Мы с Лидочкой вместе ходили в театр. Самой любимой нашей пьесой был «Гамлет».

Стоило только потускнеть Лидочкиным глазам (неизвестно, по какой причине — получила ли она двойку по арифметике или поссорилась с подругой из-за ленточки в косе) — и я уже сравниваю ее судьбу с судьбой безумной Офелии, утопившейся в холодной воде. А свою трагическую участь — с участью Датского принца, предательски заколотого отравленной рапирой. А Жоржика Жомини… Вернее, не его самого, а только его круглую неугомонную голову, похожую на летающий шарик бильбоке, я представлял себе в виде черепа придворного шута, «бедного Йорика». И у меня сейчас же вставал перед глазами актер Орлов-Чужбинин, любимец нижегородской публики. Вот он стоит в черном плаще перед открытой могилой и бархатным голосом говорит отполированному черепу с черными впадинами глазниц:

— Ну а теперь отправляйся в спальню к какой-нибудь цветущей красавице и скажи ей, что если она даже положит себе на лицо румян толщиной в палец, то все равно довольно скоро будет похожа на тебя.

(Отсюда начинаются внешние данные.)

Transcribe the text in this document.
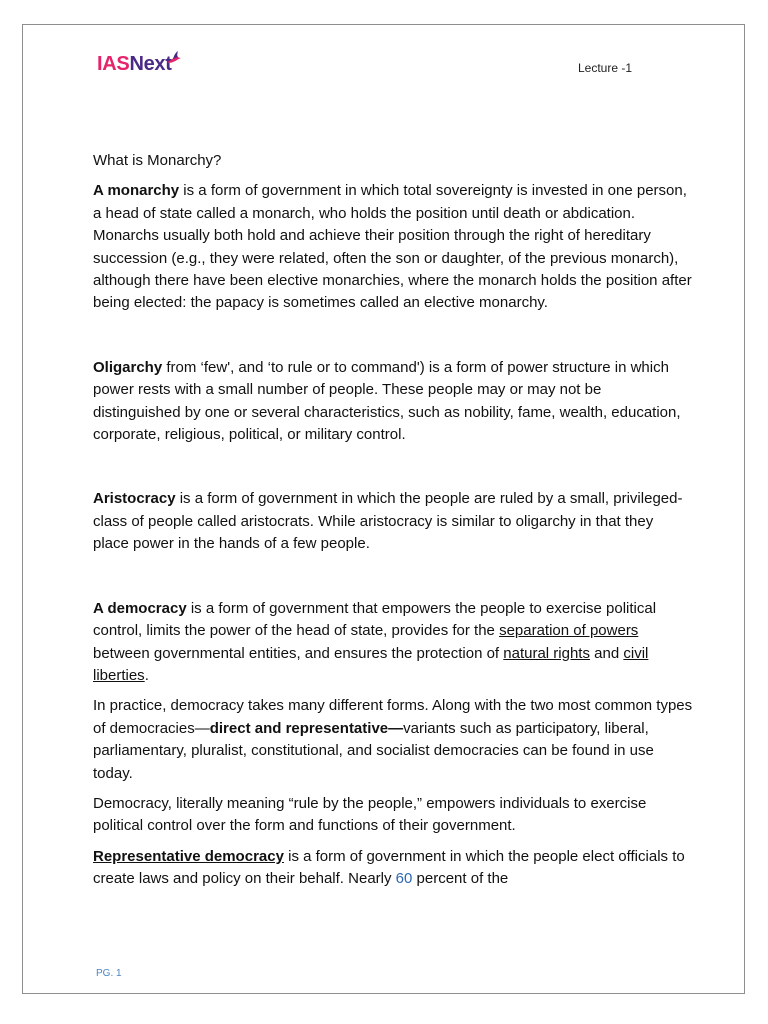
IAS Next	Lecture -1

What is Monarchy?

A monarchy is a form of government in which total sovereignty is invested in one person, a head of state called a monarch, who holds the position until death or abdication. Monarchs usually both hold and achieve their position through the right of hereditary succession (e.g., they were related, often the son or daughter, of the previous monarch), although there have been elective monarchies, where the monarch holds the position after being elected: the papacy is sometimes called an elective monarchy.

Oligarchy from ‘few', and ‘to rule or to command') is a form of power structure in which power rests with a small number of people. These people may or may not be distinguished by one or several characteristics, such as nobility, fame, wealth, education, corporate, religious, political, or military control.

Aristocracy is a form of government in which the people are ruled by a small, privileged-class of people called aristocrats. While aristocracy is similar to oligarchy in that they place power in the hands of a few people.

A democracy is a form of government that empowers the people to exercise political control, limits the power of the head of state, provides for the separation of powers between governmental entities, and ensures the protection of natural rights and civil liberties.

In practice, democracy takes many different forms. Along with the two most common types of democracies—direct and representative—variants such as participatory, liberal, parliamentary, pluralist, constitutional, and socialist democracies can be found in use today.

Democracy, literally meaning “rule by the people,” empowers individuals to exercise political control over the form and functions of their government.

Representative democracy is a form of government in which the people elect officials to create laws and policy on their behalf. Nearly 60 percent of the

PG. 1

После чего любимец нижегородской публики левой рукой довольно высоко подбрасывал этот трагический костяной мячик и почти с балетной грацией ловил его правой рукой.

Зал, конечно, гремел аплодисментами.

Слова Гамлета запомнились мне на всю жизнь. Я даже купил себе костяной череп с черными впадинами глазниц. Он стоял у меня на письменном столе.

После спектакля я провожал Лидочку домой на лихаче. Это случалось не часто. Из Москвы, от тети Нины, два раза в год я получал по сто рублей. Это являлось королевским подарком, если принять во внимание, что тетя Нина была не черноземная помещица, а только классная дама в женском Екатерининском институте и жила на жалованье более чем скромное.

У нас в доме про эту «катеньку» тети Нины (на сторублевке был портрет Екатерины II) шутливо говорили:

— Это Анатолию на блеск рода.

Ах, лихачи, лихачи! Плетеные желтые сани, медвежья полость на зеленом сукне, тонконогая кобылка цвета крепкого чая под шелковой попоной. Копыта глуховато цокали по свежему снегу, такому же мягкому, как белая медвежья полость.

— Как вы думаете, Лидочка, — спросил я, нежно обнимая ее за талию, — сколько лет Гамлету?